Alfred Sisley's 1890 The Lane of Poplars near Moret was one of four paintings stolen from the Museum of Fine Arts in Nice, France. The paintings were recovered in early June in a sting operation.
Alfred Sisley's 1890 The Lane of Poplars near Moret was one of four paintings stolen from the Museum of Fine Arts in Nice, France. The paintings were recovered in early June in a sting operation. (Musee des Beaux Arts de Nice/Associated Press)

U.S. prosecutors have charged a French man living in Florida in connection with an audacious art theft of paintings by Claude Monet, Alfred Sisley and Jan Brueghel.

Bernard Jean Temus has been indicted on a single count of conspiring to sell the paintings stolen by masked gunmen from the Museum of Fine Arts in Nice, France, in August 2007.

The paintings were recovered in early June in Marseilles after a sting operation. Ten people were arrested.

The recovered paintings are:

  • Claude Monet's Falaises près de Dieppe (Cliffs Near Dieppe ).
  • Fellow impressionist Alfred Sisley's Allée de peupliers de Moret (The Lane of Poplars at Moret ).
  • Flemish master Pieter Breugel's Allégorie de l'eau (Allegory of Water) and Allégorie de la terre (Allegory of Earth ).

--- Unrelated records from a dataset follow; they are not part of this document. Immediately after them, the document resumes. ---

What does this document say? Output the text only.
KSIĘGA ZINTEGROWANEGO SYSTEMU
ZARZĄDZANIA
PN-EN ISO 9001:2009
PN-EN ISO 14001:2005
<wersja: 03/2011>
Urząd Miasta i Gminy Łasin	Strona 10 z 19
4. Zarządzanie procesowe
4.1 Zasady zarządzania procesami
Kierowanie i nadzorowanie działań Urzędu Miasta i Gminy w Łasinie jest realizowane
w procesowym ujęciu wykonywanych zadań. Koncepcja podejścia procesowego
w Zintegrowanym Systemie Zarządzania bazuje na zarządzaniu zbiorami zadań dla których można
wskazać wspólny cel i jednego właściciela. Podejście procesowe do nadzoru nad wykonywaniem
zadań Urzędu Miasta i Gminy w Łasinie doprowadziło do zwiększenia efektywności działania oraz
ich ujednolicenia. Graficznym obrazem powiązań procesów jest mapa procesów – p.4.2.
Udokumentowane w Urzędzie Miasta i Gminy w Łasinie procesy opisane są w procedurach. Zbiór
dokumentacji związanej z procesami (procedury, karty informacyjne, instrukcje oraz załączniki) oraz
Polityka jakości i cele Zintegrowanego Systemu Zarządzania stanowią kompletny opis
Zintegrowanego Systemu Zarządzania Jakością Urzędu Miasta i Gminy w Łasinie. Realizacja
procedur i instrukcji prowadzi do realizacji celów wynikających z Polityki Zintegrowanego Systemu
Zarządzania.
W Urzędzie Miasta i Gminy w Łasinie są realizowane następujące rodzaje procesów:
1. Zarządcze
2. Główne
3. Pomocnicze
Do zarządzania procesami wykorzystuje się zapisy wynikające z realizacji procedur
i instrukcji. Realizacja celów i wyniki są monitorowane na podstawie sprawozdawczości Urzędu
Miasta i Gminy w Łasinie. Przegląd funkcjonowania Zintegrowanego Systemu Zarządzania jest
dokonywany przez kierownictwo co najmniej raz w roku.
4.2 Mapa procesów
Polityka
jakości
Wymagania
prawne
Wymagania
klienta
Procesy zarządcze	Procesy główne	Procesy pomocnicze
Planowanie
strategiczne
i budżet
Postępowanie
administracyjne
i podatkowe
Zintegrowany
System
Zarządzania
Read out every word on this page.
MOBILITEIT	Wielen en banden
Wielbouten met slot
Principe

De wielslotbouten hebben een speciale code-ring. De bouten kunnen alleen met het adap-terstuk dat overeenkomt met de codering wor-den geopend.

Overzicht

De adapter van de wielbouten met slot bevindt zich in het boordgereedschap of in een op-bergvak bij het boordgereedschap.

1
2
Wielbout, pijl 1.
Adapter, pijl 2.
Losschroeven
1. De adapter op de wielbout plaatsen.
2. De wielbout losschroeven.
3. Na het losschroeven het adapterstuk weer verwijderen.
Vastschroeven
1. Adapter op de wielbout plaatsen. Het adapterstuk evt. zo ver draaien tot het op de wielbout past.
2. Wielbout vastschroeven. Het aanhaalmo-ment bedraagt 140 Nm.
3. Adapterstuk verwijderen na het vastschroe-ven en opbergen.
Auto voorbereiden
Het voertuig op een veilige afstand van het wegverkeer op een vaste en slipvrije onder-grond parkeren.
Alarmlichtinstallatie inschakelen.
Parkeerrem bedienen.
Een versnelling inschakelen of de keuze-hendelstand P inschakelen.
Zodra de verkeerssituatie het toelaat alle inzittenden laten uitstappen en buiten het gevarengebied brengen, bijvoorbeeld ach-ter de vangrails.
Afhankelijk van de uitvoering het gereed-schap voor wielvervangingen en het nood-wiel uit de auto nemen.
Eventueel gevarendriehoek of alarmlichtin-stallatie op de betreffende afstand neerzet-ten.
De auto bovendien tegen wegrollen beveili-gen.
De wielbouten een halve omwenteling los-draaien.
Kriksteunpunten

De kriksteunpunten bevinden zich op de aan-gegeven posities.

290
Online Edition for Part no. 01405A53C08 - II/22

The U.S. Attorney's Office in the Southern District of Florida announced Friday that Temus, 55, had tried to sell the paintings to undercover FBI agents.

Apparently, the quartet of masterpieces was being sold for the equivalent pf $4.8 million Cdn

According to the indictment, Temus, who lives in a suburb of Miami, met with the agents posing as potential buyers several times starting last October. The meetings took place in Miami, France, and Barcelona, Spain.

The Monet and Sisley paintings have been stolen before — from the same museum.

Back in 1998, the curator at the time staged his own heist in which he pretended he had been taken hostage by thieves. The curator was later convicted and sent to prison, and the paintings were found in a boat docked in Nice's harbour.